I found that pretty overwhelming. Contradiction after contradiction that are basically a variation on "this gospel writer says he healed a blind man, and the other gospel says there were two." Since the first case doesn't say there is ONLY one, both of the statements could be true. Just like when I'm asked if I have a son, I sometimes will say that, yes, I do. When asked how many sons I have, I will say I have four. Both statements are true. It is also true that I have two sons, and true that I have three.
I really liked seeing just how many of these contradictions are over such silly things.
The introduction alone is completely worth reading. Even without reading on into the chapters with the actual contradictions, the few pages of the introduction give you plenty to chew on.
Some of the responses are pretty straight-forward.
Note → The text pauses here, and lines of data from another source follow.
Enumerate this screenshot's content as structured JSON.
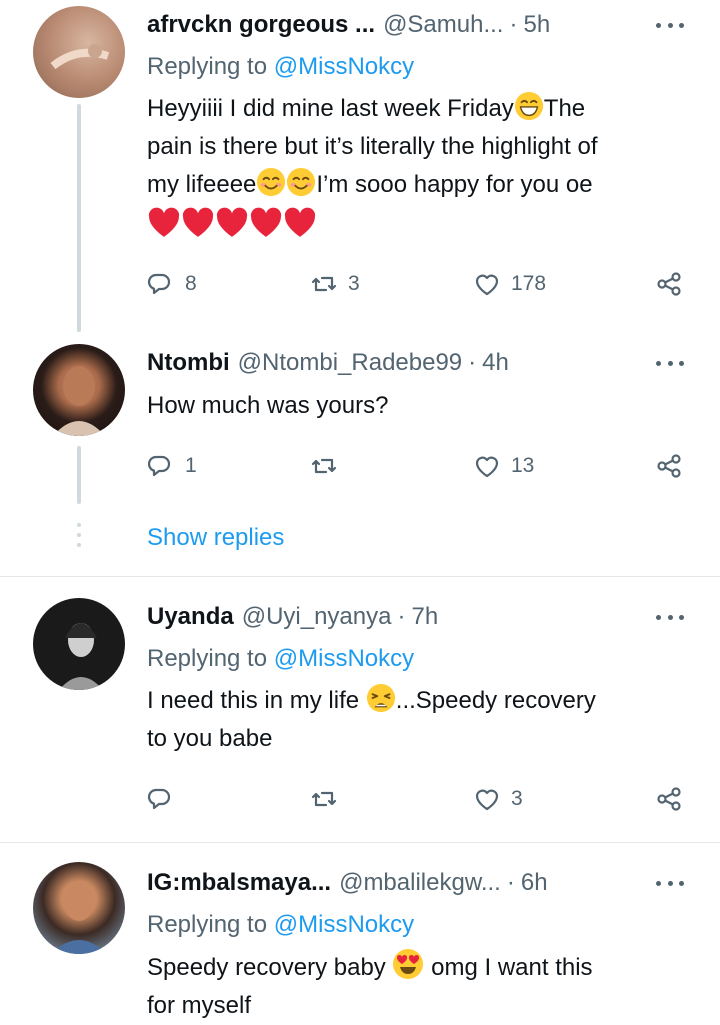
{
  "tweets": [
    {
      "name": "afrvckn gorgeous ...",
      "handle": "@Samuh...",
      "time": "5h",
      "replying_prefix": "Replying to",
      "replying_to": "@MissNokcy",
      "lines": [
        "Heyyiiii I did mine last week Friday",
        "The",
        "pain is there but it’s literally the highlight of",
        "my lifeeee",
        "I’m sooo happy for you oe"
      ],
      "replies": "8",
      "retweets": "3",
      "likes": "178"
    },
    {
      "name": "Ntombi",
      "handle": "@Ntombi_Radebe99",
      "time": "4h",
      "text": "How much was yours?",
      "replies": "1",
      "retweets": "",
      "likes": "13"
    },
    {
      "name": "Uyanda",
      "handle": "@Uyi_nyanya",
      "time": "7h",
      "replying_prefix": "Replying to",
      "replying_to": "@MissNokcy",
      "lines": [
        "I need this in my life",
        "...Speedy recovery",
        "to you babe"
      ],
      "replies": "",
      "retweets": "",
      "likes": "3"
    },
    {
      "name": "IG:mbalsmaya...",
      "handle": "@mbalilekgw...",
      "time": "6h",
      "replying_prefix": "Replying to",
      "replying_to": "@MissNokcy",
      "lines": [
        "Speedy recovery baby",
        "omg I want this",
        "for myself"
      ]
    }
  ],
  "show_replies": "Show replies",
  "icons": {
    "reply": "reply-icon",
    "retweet": "retweet-icon",
    "like": "heart-icon",
    "share": "share-icon",
    "more": "more-icon",
    "emojis": [
      "grinning-sweat-emoji",
      "smiling-blush-emoji",
      "red-heart-emoji",
      "weary-emoji",
      "heart-eyes-emoji"
    ]
  },
  "colors": {
    "accent": "#1d9bf0",
    "secondary_text": "#536471",
    "text": "#0f1419",
    "heart": "#e8243c"
  }
}
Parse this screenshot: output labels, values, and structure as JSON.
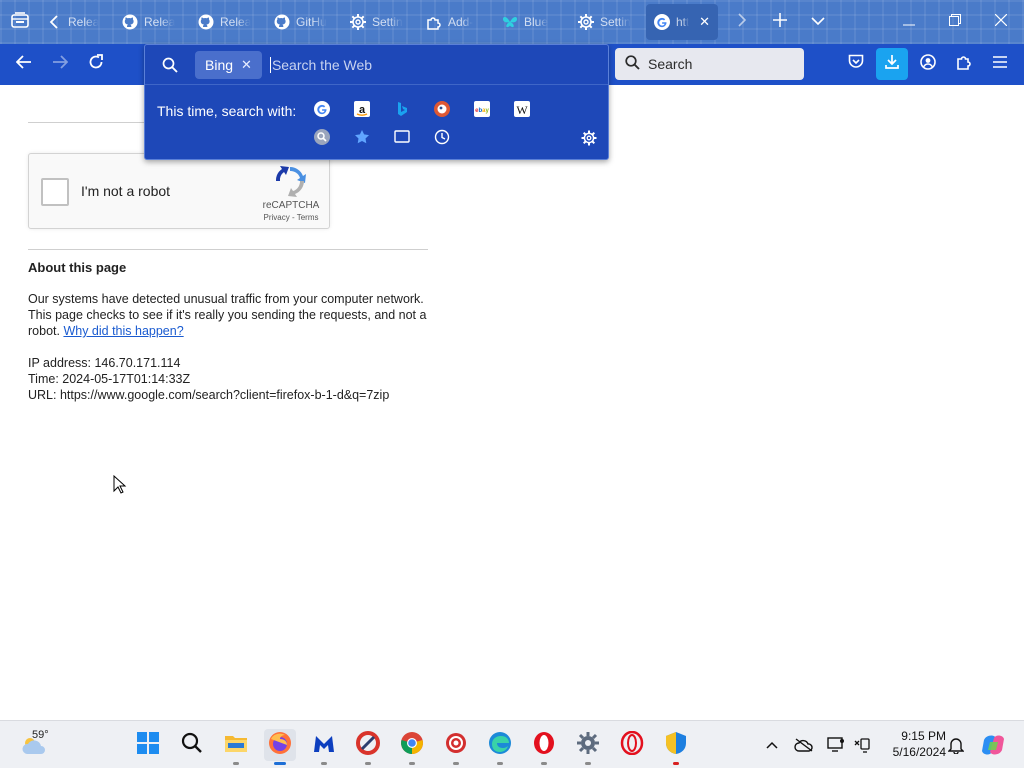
{
  "tabs": [
    {
      "label": "Relea",
      "icon": "back-chevron-icon"
    },
    {
      "label": "Relea",
      "icon": "github-icon"
    },
    {
      "label": "Relea",
      "icon": "github-icon"
    },
    {
      "label": "GitHu",
      "icon": "github-icon"
    },
    {
      "label": "Settin",
      "icon": "gear-icon"
    },
    {
      "label": "Add-",
      "icon": "puzzle-icon"
    },
    {
      "label": "Blue",
      "icon": "butterfly-icon"
    },
    {
      "label": "Settin",
      "icon": "gear-icon"
    },
    {
      "label": "htt",
      "icon": "google-icon",
      "active": true
    }
  ],
  "toolbar": {
    "search_placeholder": "Search"
  },
  "url_popup": {
    "engine_chip": "Bing",
    "input_placeholder": "Search the Web",
    "search_with_label": "This time, search with:",
    "engines": [
      "google",
      "amazon",
      "bing",
      "duckduckgo",
      "ebay",
      "wikipedia",
      "search",
      "bookmarks",
      "tabs",
      "history"
    ]
  },
  "page": {
    "captcha_label": "I'm not a robot",
    "captcha_brand": "reCAPTCHA",
    "captcha_links": "Privacy - Terms",
    "about_title": "About this page",
    "body_part1": "Our systems have detected unusual traffic from your computer network. This page checks to see if it's really you sending the requests, and not a robot.",
    "why_link": "Why did this happen?",
    "ip_line": "IP address: 146.70.171.114",
    "time_line": "Time: 2024-05-17T01:14:33Z",
    "url_line": "URL: https://www.google.com/search?client=firefox-b-1-d&q=7zip"
  },
  "taskbar": {
    "weather_temp": "59°",
    "clock_time": "9:15 PM",
    "clock_date": "5/16/2024"
  },
  "colors": {
    "tab_strip": "#4a7bc9",
    "nav_bar": "#1e50c8",
    "popup": "#1e48b8",
    "link": "#1a5bd0",
    "download_accent": "#1aa3f0"
  }
}
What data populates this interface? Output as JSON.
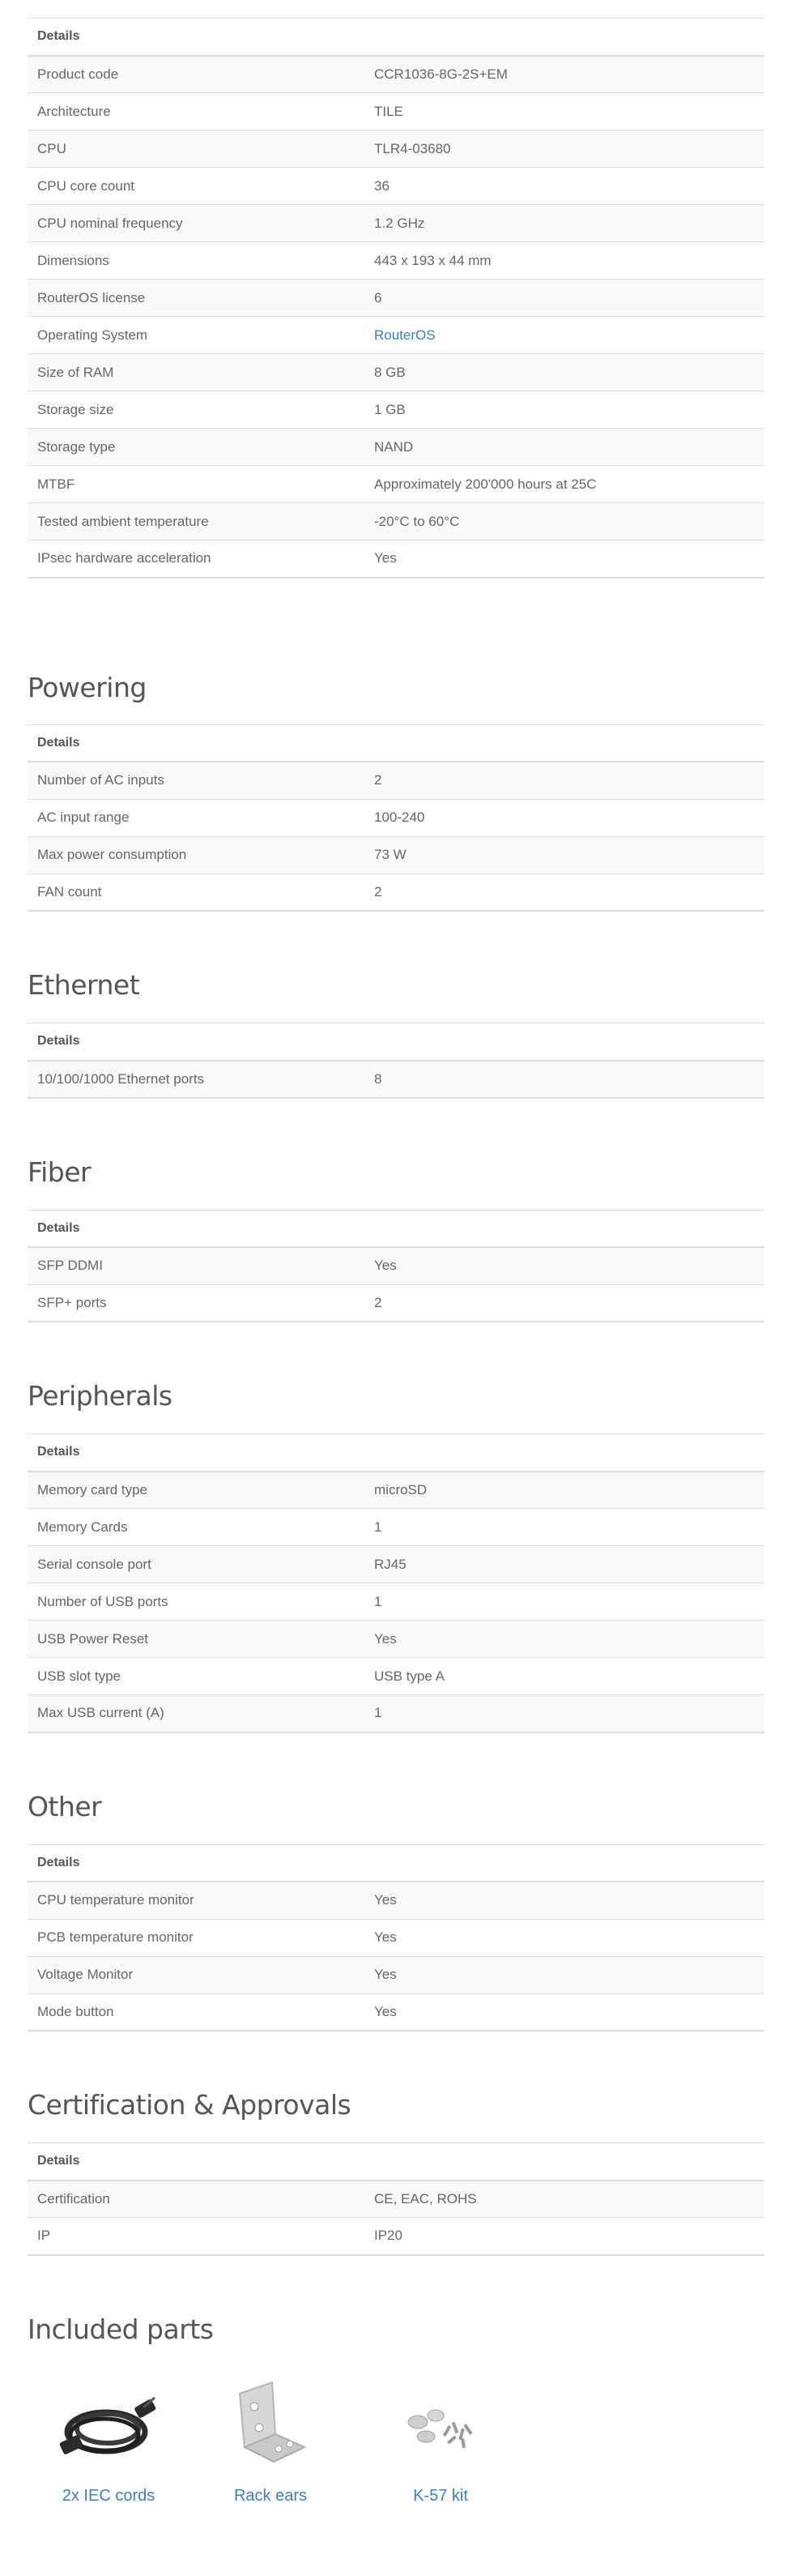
{
  "details_header": "Details",
  "general": {
    "rows": [
      {
        "key": "Product code",
        "value": "CCR1036-8G-2S+EM"
      },
      {
        "key": "Architecture",
        "value": "TILE"
      },
      {
        "key": "CPU",
        "value": "TLR4-03680"
      },
      {
        "key": "CPU core count",
        "value": "36"
      },
      {
        "key": "CPU nominal frequency",
        "value": "1.2 GHz"
      },
      {
        "key": "Dimensions",
        "value": "443 x 193 x 44 mm"
      },
      {
        "key": "RouterOS license",
        "value": "6"
      },
      {
        "key": "Operating System",
        "value": "RouterOS"
      },
      {
        "key": "Size of RAM",
        "value": "8 GB"
      },
      {
        "key": "Storage size",
        "value": "1 GB"
      },
      {
        "key": "Storage type",
        "value": "NAND"
      },
      {
        "key": "MTBF",
        "value": "Approximately 200'000 hours at 25C"
      },
      {
        "key": "Tested ambient temperature",
        "value": "-20°C to 60°C"
      },
      {
        "key": "IPsec hardware acceleration",
        "value": "Yes"
      }
    ]
  },
  "powering": {
    "title": "Powering",
    "rows": [
      {
        "key": "Number of AC inputs",
        "value": "2"
      },
      {
        "key": "AC input range",
        "value": "100-240"
      },
      {
        "key": "Max power consumption",
        "value": "73 W"
      },
      {
        "key": "FAN count",
        "value": "2"
      }
    ]
  },
  "ethernet": {
    "title": "Ethernet",
    "rows": [
      {
        "key": "10/100/1000 Ethernet ports",
        "value": "8"
      }
    ]
  },
  "fiber": {
    "title": "Fiber",
    "rows": [
      {
        "key": "SFP DDMI",
        "value": "Yes"
      },
      {
        "key": "SFP+ ports",
        "value": "2"
      }
    ]
  },
  "peripherals": {
    "title": "Peripherals",
    "rows": [
      {
        "key": "Memory card type",
        "value": "microSD"
      },
      {
        "key": "Memory Cards",
        "value": "1"
      },
      {
        "key": "Serial console port",
        "value": "RJ45"
      },
      {
        "key": "Number of USB ports",
        "value": "1"
      },
      {
        "key": "USB Power Reset",
        "value": "Yes"
      },
      {
        "key": "USB slot type",
        "value": "USB type A"
      },
      {
        "key": "Max USB current (A)",
        "value": "1"
      }
    ]
  },
  "other": {
    "title": "Other",
    "rows": [
      {
        "key": "CPU temperature monitor",
        "value": "Yes"
      },
      {
        "key": "PCB temperature monitor",
        "value": "Yes"
      },
      {
        "key": "Voltage Monitor",
        "value": "Yes"
      },
      {
        "key": "Mode button",
        "value": "Yes"
      }
    ]
  },
  "certification": {
    "title": "Certification & Approvals",
    "rows": [
      {
        "key": "Certification",
        "value": "CE, EAC, ROHS"
      },
      {
        "key": "IP",
        "value": "IP20"
      }
    ]
  },
  "included_parts": {
    "title": "Included parts",
    "items": [
      {
        "label": "2x IEC cords",
        "icon": "power-cord-icon"
      },
      {
        "label": "Rack ears",
        "icon": "rack-ear-icon"
      },
      {
        "label": "K-57 kit",
        "icon": "screw-kit-icon"
      }
    ]
  },
  "colors": {
    "link": "#3f7fb5",
    "border": "#dddddd",
    "stripe": "#f9f9f9"
  }
}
Others get a bit more involved, and those are definitely more interesting.
One contradiction: "How many men did David kill? Second Samuel 10:18 says 700, but 1 Chronicles 19:18 says 7,000."
Part of the response:
This is further supported by the choice of the Hebrew word harag translated “killed” or “slew.” This word also refers to the destruction of inanimate objects, such as the chariots themselves. (The word is used to describe the destruction of vines and trees in Psalm 78:47.) Even modern warfare terminology will refer to the destruction of a tank or a plane as a “kill,” regardless of how many people within are killed. Thus, to destroy 700 chariots, or chariot units, is 700 kills and could easily correspond to 7,000 individual deaths.I found that really interesting.
This is a book I definitely recommend. It is very readable, and while I certainly am not going to memorize all 439 of these, this does make it so that I feel fairly confident in talking to someone who is saying that the Bible can't be trusted because of all the contradictions. I know I can answer some of these issues right off the bat... and I know I can find answers for pretty much anything someone throws my way.
Disclaimer: I received this ebook for free from Master Books. No other compensation was received. The fact that I received complimentary products does not guarantee a favorable review.